Kids are more tech savvy these days as compared to previous generations. The rising use of Internet and social media is creating new behavioral dynamics where teenagers are always using their mobile devices to remain connected 24/7.

Yet parents are not happy with the way their children are “interacting but not interacting” as one such parent puts it in a story from USA Today. Hence many parents are refusing to buy smartphones for their kids. Some are buying just the very basic feature phones which help them to keep in touch when they’re away.

At the other end of the spectrum are the parents who want to give the best to their children, be it expensive cars or the latest smartphones. Research done on mobile phone owners reveals some interesting statistics. It was found that 30 percent of teens have a very basic mobile phone without an Internet connection. That is mostly a result of those teens being from low income group families.

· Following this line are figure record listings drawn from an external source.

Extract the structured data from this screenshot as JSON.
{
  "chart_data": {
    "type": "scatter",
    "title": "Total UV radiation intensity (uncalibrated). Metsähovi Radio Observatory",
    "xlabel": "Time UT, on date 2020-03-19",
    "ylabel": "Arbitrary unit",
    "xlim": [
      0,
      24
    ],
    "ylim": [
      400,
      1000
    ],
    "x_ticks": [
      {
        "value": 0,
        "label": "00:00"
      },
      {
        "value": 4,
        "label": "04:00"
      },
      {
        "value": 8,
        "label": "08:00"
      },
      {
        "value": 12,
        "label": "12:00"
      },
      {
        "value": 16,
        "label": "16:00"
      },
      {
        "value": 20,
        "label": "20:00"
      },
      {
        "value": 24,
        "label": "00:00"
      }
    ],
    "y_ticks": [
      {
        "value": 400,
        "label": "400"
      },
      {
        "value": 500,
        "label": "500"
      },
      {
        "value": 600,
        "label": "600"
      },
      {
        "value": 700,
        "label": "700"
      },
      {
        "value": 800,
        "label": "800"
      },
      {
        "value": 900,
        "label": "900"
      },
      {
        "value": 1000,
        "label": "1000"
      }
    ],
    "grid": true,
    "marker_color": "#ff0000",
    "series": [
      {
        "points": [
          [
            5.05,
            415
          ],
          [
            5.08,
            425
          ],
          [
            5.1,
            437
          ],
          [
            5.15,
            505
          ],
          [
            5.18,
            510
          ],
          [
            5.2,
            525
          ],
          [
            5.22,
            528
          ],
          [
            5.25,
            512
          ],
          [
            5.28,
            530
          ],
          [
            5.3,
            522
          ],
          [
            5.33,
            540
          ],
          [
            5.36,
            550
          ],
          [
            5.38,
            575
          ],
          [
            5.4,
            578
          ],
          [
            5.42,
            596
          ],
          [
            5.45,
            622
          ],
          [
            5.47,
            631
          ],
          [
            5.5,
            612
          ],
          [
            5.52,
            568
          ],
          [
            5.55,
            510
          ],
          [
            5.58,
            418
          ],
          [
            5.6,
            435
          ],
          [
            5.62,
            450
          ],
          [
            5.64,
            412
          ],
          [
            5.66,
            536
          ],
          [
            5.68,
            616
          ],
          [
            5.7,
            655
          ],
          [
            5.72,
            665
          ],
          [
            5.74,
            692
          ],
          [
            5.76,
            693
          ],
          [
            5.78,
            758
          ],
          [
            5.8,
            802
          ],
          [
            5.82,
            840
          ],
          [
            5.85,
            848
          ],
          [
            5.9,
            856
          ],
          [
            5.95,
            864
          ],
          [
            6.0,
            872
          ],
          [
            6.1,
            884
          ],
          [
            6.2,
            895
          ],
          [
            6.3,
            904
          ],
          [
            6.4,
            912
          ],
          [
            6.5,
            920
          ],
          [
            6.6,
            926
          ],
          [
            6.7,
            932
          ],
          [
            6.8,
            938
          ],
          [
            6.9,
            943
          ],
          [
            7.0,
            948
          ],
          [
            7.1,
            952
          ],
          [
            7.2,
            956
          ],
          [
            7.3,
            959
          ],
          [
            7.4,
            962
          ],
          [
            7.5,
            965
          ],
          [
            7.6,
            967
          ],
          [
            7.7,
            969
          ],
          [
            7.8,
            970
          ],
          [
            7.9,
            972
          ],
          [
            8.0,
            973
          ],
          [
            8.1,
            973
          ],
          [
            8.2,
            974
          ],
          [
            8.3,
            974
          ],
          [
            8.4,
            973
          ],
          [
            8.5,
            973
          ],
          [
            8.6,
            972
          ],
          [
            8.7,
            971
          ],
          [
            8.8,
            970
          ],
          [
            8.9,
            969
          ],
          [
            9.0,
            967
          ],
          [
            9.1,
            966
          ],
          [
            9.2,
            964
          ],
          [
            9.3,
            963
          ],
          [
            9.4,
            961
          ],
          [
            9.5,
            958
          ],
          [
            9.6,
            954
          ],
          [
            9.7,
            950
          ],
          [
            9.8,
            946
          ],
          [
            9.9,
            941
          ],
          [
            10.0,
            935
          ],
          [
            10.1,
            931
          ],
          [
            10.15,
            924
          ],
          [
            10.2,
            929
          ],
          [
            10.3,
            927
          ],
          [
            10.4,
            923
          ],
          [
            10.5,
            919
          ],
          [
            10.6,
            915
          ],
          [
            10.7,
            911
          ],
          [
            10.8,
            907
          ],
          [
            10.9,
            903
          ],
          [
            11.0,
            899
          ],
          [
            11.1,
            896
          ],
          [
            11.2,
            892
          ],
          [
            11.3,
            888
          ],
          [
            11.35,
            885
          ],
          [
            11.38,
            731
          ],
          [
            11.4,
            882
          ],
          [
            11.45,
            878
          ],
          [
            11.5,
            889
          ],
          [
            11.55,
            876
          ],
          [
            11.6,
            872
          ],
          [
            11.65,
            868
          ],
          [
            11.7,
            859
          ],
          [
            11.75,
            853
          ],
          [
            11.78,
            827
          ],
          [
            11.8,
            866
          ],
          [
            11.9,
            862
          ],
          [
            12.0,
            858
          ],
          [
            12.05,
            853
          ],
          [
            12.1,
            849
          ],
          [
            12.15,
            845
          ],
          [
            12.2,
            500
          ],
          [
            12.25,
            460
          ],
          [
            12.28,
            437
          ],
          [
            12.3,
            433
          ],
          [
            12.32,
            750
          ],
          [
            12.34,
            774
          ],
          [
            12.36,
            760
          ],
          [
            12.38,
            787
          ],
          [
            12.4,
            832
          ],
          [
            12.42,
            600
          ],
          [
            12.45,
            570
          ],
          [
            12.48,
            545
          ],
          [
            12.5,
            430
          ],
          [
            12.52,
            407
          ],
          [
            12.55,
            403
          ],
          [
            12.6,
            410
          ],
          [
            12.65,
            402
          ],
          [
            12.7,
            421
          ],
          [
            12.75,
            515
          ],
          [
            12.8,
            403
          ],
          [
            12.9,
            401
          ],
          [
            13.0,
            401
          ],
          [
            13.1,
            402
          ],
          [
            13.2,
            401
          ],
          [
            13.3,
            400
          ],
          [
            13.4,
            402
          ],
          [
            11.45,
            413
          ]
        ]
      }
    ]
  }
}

Nearly 88 percent of teenagers in the US have access to some kind of mobile device. 92 percent of the kids access cyberspace daily while another 24 percent of this group says that they are online throughout the day with different apps adding fuel to the fire.

It is high time parents realize that having a smartphone is sometimes more related to the lifestyle rather than technological necessity as most of teens have PCs at home. The option of buying a cellphone for a child or denying a smartphone purchase should not be governed by economics but by intelligent choice.

There are some benefits of teenagers having smartphones like parents can keep track of their kids’ activities by following them on social media and so forth. However, technology is only good as far as it acts as a slave to human beings. The moment it starts to turn the other way round, it is a signal to stop and reflect.